The Women In Prison 2019 report by the Anti-Discrimination Commission Queensland is a followup to a similar report released in 2006 – and shows the situation is not improving for female prisoners.
There are some serious issues which need addressing in relation to women in prison in Queensland, says Deputy Anti-Discrimination Commissioner, Neroli Holmes.
The continued over-representation of Aboriginal and Torres Strait Islander women should be a priority for action, given they now constitute over a third of the female prisoner population, says Holmes.
We need, as a priority, a coherent plan to address the high rates of imprisonment for Aboriginal and Torres Strait Islander women in Queensland.
The female prison population grew by 59% between 2006 and 2016, the report found, while the percentage of female prisoners who are Aboriginal or Torres Strait Islander grew from 26% to 35%.
The increasing female prison population has created resourcing problems, and until recently resulted in severe overcrowding in the Brisbane Women’s Correctional Centre. Overcrowding issues have had a temporary reprieve with the opening of the Southern Queensland Correctional Centre but if the prisoner population continues to grow at current rates, these problems will arise again.
Many women in prison have experienced trauma and are not receiving the support they need, either in prison or after they leave, to help them successfully manage life outside jail, argues Holmes.

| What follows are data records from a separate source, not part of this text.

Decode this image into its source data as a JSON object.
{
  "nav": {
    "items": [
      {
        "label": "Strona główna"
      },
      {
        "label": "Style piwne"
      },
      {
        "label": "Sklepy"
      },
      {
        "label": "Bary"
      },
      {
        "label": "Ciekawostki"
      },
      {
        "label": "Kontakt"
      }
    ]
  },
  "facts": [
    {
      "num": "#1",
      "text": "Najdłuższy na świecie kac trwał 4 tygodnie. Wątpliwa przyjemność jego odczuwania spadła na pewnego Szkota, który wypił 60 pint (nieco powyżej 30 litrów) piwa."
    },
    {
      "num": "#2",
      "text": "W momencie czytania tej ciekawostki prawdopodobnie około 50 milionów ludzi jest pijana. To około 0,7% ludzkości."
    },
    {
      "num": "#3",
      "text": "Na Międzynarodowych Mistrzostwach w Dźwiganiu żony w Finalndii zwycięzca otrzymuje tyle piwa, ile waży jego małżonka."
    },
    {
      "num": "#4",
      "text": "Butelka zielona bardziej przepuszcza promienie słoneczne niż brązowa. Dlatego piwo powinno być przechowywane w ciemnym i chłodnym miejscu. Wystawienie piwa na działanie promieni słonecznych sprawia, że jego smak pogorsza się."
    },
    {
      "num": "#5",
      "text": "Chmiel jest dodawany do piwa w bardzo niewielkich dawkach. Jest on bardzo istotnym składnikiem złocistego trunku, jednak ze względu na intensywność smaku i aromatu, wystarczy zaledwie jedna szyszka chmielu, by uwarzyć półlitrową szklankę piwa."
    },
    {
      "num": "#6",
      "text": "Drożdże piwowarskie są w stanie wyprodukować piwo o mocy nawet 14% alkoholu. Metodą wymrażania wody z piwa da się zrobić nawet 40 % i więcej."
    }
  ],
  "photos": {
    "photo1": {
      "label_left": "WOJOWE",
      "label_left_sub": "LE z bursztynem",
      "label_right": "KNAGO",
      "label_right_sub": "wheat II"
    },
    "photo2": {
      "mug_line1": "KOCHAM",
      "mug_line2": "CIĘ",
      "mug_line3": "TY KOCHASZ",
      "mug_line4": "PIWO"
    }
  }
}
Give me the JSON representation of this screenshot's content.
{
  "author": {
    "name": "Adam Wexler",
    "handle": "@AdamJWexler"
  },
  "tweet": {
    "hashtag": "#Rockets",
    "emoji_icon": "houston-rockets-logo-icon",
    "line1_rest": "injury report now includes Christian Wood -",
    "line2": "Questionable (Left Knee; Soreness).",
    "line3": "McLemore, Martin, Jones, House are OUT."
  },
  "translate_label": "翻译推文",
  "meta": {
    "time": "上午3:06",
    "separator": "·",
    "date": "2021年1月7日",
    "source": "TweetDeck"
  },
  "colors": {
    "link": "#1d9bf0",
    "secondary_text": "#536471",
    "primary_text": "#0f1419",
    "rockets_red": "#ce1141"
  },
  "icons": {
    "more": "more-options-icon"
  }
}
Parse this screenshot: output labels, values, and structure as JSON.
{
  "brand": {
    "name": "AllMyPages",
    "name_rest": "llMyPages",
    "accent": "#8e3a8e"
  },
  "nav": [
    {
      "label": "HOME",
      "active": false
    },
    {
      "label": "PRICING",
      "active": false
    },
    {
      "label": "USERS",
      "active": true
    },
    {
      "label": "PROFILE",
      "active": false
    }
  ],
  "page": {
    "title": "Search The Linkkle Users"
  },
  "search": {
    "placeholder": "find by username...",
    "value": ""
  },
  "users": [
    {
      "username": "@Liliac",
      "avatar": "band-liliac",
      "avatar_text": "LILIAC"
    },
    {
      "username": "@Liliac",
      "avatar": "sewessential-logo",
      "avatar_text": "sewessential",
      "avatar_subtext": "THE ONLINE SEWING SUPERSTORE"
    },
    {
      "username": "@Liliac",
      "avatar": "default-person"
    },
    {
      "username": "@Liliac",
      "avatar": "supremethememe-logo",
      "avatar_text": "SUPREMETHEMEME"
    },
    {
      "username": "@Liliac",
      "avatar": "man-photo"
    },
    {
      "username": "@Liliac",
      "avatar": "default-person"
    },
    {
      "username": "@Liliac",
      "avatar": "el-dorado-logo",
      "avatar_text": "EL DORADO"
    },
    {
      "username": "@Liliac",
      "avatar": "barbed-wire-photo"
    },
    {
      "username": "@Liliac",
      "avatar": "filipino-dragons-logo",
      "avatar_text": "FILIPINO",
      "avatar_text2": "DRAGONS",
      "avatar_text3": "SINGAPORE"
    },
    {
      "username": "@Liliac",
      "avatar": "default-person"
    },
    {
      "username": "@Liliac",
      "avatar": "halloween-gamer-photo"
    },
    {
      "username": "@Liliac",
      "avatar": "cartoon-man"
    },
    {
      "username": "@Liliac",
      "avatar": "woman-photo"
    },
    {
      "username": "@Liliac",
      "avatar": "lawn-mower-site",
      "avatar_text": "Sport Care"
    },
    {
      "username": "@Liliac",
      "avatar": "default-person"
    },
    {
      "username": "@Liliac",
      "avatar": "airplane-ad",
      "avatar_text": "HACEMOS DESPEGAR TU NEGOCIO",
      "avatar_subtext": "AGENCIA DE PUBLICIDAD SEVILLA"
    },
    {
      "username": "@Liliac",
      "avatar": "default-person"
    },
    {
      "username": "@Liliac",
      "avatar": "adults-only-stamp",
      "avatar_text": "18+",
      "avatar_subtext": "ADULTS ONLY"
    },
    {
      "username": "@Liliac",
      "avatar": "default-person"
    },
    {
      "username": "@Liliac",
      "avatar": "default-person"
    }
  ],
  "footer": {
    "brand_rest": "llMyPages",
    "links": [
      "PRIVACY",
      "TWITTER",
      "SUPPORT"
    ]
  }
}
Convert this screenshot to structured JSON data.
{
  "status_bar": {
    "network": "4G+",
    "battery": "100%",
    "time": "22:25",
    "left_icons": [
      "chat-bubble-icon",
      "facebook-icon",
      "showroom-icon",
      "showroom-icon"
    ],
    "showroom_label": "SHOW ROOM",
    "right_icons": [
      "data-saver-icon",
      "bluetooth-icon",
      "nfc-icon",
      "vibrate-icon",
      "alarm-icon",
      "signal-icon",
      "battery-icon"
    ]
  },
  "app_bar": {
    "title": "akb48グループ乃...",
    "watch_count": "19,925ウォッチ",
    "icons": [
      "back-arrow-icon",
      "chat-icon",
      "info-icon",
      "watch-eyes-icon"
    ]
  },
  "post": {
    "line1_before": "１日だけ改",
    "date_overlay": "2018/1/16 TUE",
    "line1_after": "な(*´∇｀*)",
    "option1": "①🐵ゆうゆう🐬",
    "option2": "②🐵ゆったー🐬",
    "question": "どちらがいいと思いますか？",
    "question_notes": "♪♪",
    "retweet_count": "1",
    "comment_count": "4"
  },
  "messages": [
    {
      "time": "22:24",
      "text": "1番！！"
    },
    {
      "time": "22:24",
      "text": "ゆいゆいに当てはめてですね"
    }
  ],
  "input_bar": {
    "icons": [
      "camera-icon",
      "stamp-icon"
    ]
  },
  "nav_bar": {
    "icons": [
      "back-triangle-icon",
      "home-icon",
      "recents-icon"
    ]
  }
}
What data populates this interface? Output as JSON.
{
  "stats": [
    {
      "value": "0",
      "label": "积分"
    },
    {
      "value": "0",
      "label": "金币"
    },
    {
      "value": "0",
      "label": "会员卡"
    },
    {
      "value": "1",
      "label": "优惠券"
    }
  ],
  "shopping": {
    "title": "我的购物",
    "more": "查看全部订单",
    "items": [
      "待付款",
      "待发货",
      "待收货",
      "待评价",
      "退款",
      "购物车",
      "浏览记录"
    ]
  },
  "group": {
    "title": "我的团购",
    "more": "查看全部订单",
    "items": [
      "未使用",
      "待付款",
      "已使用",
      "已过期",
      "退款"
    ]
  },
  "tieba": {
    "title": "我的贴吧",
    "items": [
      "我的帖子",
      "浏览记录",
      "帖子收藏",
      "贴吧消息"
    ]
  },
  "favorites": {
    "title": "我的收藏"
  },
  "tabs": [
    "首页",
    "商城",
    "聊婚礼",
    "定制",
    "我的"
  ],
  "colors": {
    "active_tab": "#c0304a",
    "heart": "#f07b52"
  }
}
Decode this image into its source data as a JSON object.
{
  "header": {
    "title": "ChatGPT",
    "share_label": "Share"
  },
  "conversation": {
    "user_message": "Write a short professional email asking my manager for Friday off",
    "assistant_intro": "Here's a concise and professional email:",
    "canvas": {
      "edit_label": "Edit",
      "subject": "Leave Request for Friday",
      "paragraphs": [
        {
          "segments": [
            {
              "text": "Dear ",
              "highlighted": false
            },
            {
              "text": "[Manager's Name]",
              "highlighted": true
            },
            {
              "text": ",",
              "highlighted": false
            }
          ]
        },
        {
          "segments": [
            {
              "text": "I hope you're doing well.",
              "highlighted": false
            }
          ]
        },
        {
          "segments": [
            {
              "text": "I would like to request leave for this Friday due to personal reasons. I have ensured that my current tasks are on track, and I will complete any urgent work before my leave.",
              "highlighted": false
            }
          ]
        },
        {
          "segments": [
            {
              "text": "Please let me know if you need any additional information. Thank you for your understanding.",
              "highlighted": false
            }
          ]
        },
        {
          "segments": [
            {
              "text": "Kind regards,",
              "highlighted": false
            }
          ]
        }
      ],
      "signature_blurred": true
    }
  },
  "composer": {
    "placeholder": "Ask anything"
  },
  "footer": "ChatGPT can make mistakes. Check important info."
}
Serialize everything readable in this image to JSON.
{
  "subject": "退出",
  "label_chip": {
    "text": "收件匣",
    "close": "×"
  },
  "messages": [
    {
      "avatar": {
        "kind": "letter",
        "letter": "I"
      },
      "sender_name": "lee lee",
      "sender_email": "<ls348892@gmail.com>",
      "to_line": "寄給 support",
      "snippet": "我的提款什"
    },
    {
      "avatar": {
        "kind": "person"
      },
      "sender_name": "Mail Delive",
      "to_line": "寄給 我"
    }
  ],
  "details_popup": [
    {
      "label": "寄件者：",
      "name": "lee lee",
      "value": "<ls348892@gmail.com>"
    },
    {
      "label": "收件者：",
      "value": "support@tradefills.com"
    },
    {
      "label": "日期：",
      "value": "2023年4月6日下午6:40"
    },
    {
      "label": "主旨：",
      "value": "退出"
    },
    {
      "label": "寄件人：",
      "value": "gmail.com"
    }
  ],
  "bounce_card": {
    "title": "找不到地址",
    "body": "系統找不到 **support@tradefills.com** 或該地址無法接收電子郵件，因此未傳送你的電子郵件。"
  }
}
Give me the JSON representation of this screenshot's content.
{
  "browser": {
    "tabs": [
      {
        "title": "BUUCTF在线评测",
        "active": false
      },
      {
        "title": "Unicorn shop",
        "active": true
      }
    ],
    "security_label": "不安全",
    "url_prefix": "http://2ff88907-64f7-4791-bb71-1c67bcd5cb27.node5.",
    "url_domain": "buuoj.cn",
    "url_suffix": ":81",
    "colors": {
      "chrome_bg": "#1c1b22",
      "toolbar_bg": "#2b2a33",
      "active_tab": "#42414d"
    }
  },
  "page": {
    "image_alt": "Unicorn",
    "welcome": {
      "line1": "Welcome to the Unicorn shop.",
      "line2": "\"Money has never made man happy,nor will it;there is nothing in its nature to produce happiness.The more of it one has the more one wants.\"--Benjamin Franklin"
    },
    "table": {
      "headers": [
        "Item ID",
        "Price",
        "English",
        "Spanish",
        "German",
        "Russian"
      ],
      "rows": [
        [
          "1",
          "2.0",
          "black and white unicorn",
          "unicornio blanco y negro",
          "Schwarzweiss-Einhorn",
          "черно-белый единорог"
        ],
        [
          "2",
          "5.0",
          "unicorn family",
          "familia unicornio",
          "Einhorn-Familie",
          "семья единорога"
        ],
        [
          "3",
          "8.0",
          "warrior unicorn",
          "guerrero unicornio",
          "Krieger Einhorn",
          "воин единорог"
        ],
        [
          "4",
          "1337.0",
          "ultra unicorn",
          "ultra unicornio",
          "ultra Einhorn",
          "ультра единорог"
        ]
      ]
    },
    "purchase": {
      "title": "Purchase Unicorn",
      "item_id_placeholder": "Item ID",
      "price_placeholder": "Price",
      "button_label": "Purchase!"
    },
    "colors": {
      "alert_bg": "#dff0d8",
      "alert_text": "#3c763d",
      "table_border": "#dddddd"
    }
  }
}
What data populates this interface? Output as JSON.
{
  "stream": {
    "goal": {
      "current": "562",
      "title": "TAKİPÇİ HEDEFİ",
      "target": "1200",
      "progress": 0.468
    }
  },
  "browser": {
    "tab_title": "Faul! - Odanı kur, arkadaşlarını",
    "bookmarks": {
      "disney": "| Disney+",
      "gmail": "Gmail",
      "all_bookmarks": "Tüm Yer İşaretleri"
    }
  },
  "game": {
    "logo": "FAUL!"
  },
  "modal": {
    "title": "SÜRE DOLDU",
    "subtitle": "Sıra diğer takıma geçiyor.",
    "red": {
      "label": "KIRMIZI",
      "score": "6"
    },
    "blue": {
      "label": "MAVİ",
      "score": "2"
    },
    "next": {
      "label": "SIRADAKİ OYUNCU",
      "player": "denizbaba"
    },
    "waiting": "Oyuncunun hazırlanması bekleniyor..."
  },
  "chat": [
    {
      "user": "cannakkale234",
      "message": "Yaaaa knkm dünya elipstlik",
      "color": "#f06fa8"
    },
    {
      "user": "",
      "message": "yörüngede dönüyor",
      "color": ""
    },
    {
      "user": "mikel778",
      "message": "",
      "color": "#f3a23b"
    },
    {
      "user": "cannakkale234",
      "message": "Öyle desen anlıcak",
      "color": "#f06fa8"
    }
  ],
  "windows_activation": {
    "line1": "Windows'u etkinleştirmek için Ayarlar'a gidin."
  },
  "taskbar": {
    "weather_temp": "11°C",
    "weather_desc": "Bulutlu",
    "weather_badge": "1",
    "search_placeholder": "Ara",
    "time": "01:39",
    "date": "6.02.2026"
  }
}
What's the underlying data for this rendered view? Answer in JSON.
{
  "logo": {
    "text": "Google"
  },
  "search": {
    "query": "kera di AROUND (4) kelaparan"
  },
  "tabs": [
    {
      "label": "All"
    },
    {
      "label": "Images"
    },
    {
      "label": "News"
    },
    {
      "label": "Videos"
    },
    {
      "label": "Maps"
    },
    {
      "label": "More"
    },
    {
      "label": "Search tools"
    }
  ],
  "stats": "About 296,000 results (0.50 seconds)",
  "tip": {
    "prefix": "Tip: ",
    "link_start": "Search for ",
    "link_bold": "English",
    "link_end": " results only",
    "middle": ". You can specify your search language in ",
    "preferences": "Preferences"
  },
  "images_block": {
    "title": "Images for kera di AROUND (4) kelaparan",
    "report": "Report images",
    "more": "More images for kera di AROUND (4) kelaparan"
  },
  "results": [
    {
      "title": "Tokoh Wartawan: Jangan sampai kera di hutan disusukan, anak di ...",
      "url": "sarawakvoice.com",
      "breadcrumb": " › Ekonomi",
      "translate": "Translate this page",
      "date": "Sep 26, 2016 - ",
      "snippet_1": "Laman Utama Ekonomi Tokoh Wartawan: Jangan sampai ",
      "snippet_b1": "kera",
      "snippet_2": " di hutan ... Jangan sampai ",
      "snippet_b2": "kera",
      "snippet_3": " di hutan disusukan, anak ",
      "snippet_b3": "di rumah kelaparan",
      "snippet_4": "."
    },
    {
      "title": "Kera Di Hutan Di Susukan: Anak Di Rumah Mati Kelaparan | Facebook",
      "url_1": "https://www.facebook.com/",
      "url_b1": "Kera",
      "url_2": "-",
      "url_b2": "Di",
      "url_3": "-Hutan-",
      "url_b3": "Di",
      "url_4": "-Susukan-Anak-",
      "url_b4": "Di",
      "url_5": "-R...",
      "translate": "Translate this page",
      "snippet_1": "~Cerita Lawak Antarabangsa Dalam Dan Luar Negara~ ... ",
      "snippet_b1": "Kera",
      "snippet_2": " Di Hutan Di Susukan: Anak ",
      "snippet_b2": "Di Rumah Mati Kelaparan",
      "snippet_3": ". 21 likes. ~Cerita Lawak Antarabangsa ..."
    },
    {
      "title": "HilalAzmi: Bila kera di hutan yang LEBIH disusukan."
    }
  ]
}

Some will have nowhere to go after prison, and end up reoffending or breaking their parole conditions and getting sent back to prison, where they have limited access to supports like counselling or substance abuse programs.
Half the women in prison are there for less than 3 months. The disruption caused to their dependent children can be very harmful, and there needs to be a focus on other ways of dealing with these women’s offending that are less costly to our community and less disruptive to their families.
Holmes argues that prison can and should be a place for rehabilitation for longer term prisoners, not simply the
warehousing of people society prefers to forget abou.
Our current model is broken. We need a paradigm shift in the way we think about and respond to criminalised women.
The report finds the housing shortage across the state is also impacting heavily on women trying to reintegrate into society.
It calls for action across a wide range of measures, including justice reinvestment and more diversionary programs to provide alternatives to jail for women who would serve short sentences. A draft Productivity Commission report into imprisonment and recidivism released last month made similar recommendations.